El consumo de carne vacuna en Argentina se desplomó en enero de 2026 y se ubicó en 47,9 kilos per cápita/año, el registro más bajo desde 2005, según datos de la Cámara de la Industria y Comercio de Carnes de la República Argentina (CICCRA).
La producción alcanzó 239 mil toneladas res con hueso, con una caída del 10% interanual por el bajo nivel de faena.
Las exportaciones se mantuvieron estables en torno a 57 mil toneladas, apenas un 1% más que en enero de 2025.
El consumo interno retrocedió 13% interanual, equivalente a 182,1 mil toneladas.
La contracción se explica por la combinación de la sequía prolongada entre 2021 y 2024 y las inundaciones de 2024 y 2025, que redujeron el stock ganadero y afectaron la tasa de preñez, generando menores zafras de terneros.
Esto derivó en una tendencia contractiva de la faena, con 20 bajas interanuales consecutivas.
La baja en la oferta coincidió con un aumento de precios.
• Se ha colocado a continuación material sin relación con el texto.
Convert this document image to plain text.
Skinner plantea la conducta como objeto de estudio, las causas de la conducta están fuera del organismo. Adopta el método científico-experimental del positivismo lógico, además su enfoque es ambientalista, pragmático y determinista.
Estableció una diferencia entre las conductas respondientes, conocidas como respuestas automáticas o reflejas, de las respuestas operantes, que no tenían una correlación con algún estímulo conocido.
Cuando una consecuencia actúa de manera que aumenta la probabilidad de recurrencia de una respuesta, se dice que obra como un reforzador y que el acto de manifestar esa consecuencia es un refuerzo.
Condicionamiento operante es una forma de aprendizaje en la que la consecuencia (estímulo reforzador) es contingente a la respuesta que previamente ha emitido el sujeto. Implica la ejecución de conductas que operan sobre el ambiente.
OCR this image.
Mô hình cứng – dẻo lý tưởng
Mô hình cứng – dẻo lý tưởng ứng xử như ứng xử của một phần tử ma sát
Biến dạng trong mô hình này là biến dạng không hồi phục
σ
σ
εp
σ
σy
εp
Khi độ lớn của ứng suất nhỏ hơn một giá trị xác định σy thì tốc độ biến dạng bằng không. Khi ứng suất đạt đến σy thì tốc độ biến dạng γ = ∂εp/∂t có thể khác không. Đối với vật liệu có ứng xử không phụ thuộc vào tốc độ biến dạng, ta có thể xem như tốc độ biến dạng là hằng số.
En enero, cuatro de los cinco cortes relevados por el INDEC superaron la inflación mensual (2,8%).
El asado subió 5,6%, el cuadril y la nalga 3,3%, y la carne picada común 3,1%.
La faena total en enero fue de 1,014 millones de cabezas, un 11,8% menos que en el mismo mes de 2025. Desde CICCRA señalaron que la industria frigorífica atraviesa un momento crítico, con niveles de actividad históricamente bajos.
En contraste, durante 2025 el consumo total de carnes (vacuna, aviar y porcina) había crecido un 3,85% interanual, alcanzando los 116,4 kilos per cápita.
Sin embargo, el inicio de 2026 muestra un retroceso marcado en la carne bovina, reflejando las tensiones productivas y climáticas que afectan al sector.